Reflecting on the series' progression, Eurogamers Chris Schilling said that Saints Row IV successfully reinvented the series yet again, with superpowers replacing the usefulness of in-game vehicles. He compared the game's exploration mechanics to that of Crackdown, and its superpowers to the Infamous and Prototype series, and added that the game's silliness fulfilled a specific niche in gaming. Schilling wrote that the need to restock at ammo shops was a "jarring holdover" from the previous games, but appreciated the recurrence of elements such as the GPS navigation system, side mission gameplay, and city district liberation. He regarded the game overall as artful but "gloriously dumb", like "the Sistine Chapel ceiling of stupidity". Schilling also commented on how he felt an urge to simply forgo the story to search for collectibles, though despite these options, the game became "wearying" over long play sessions.

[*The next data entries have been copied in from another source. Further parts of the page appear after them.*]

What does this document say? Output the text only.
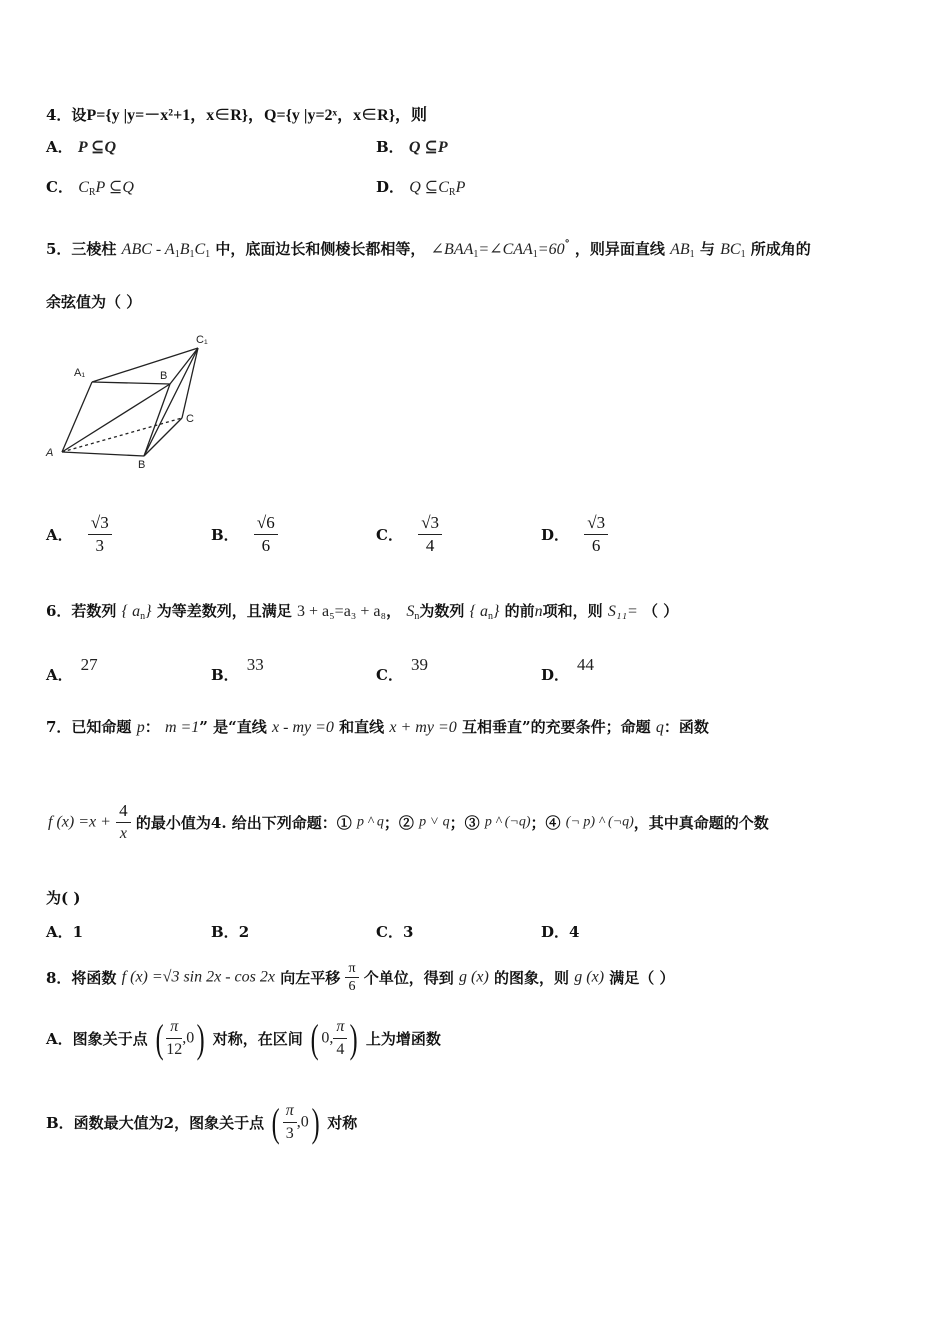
4．设P={y |y=－x²+1，x∈R}，Q={y |y=2ˣ，x∈R}，则
A． P ⊆Q	B． Q ⊆P
C． $C_RP$ ⊆Q	D． Q $⊆C_RP$
5．三棱柱 ABC - $A_1B_1C_1$ 中，底面边长和侧棱长都相等， $\angle BAA_1=\angle CAA_1=60^\circ$ ，则异面直线 $AB_1$ 与 $BC_1$ 所成角的
余弦值为（ ）
A₁	B
C₁
A
B
C
A． $\frac{√3}{3}$	B． $\frac{√6}{6}$	C． $\frac{√3}{4}$	D． $\frac{√3}{6}$
6．若数列 { $a_n$} 为等差数列，且满足 3 + a₅=a₃ + a₈， $S_n$为数列 { $a_n$} 的前n项和，则 S₁₁= （ ）
A．27
B．33
C．39
D．44
7．已知命题 p： m =1” 是“直线 x - my =0 和直线 x + my =0 互相垂直”的充要条件；命题 q：函数
f $(x) =x + \frac{4}{x}$ 的最小值为4. 给出下列命题：① p ^ q；② p ˅ q；③ p ^ (¬q)；④ (¬ p) ^ (¬q)，其中真命题的个数
为( )
A．1	B．2	C．3	D．4
8．将函数 f (x) =√3 sin 2x - cos 2x 向左平移 $\frac{\pi}{6}$ 个单位，得到 g (x) 的图象，则 g (x) 满足（ ）
A．图象关于点 ( $\frac{\pi}{12} ,0$) 对称，在区间 ( 0, $\frac{\pi}{4}$ ) 上为增函数
B．函数最大值为2，图象关于点 ( $\frac{\pi}{3} ,0$) 对称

Similarly, Dan Stapleton of IGN became bored when his superhero protagonist had little "to overcome", and ultimately likened the game to "enabling god-like cheat codes" in its predecessor. He wrote that it was very difficult to die, given the large amount of power-ups dropped by enemies, and that the otherwise praiseworthy features from Saints Row: The Third felt "vestigial" when outmoded by superpowers. Stapleton said the player received the powers too early, which let the player play without caring about the city, and thus removed the "sense of place and character it had in the previous game". He considered the game's large number of collectibles an acknowledgement of this hole, which while originally rewarding, quickly becomes a "chore". Stapleton praised the Red Faction-style Disintegrator and Abductor guns, though considered the dubstep gun an "ineffective disappointment". As a symbol, though, Polygon described the dubstep gun as "iconic" of Saints Row IV.

Aggregate score
| Aggregator | Score |
|---|---|
| Metacritic | (PC) 86/100 (X360) 81/100 (PS3) 76/100 (PS4) 75/100 (XONE) 73/100 |

Review scores
| Publication | Score |
|---|---|
| Destructoid | 9.5/10 |
| Eurogamer | 8/10 |
| GameSpot | 7.5/10 |
| IGN | 7.3/10 |
| PC Gamer (US) | 90/100 |
| Polygon | 9/10 |
| USgamer | 4.5/5 |

== Reboot ==

In August 2019, a new Saints Row game was hinted to be "deep in development" by Volition. As of late 2020, it was still in development. In August 2021, the new game was confirmed to be a reboot to the franchise. Titled simply Saints Row, it was released for the PlayStation 4, PlayStation 5, Xbox One, Xbox Series X/S, and Windows on August 23, 2022.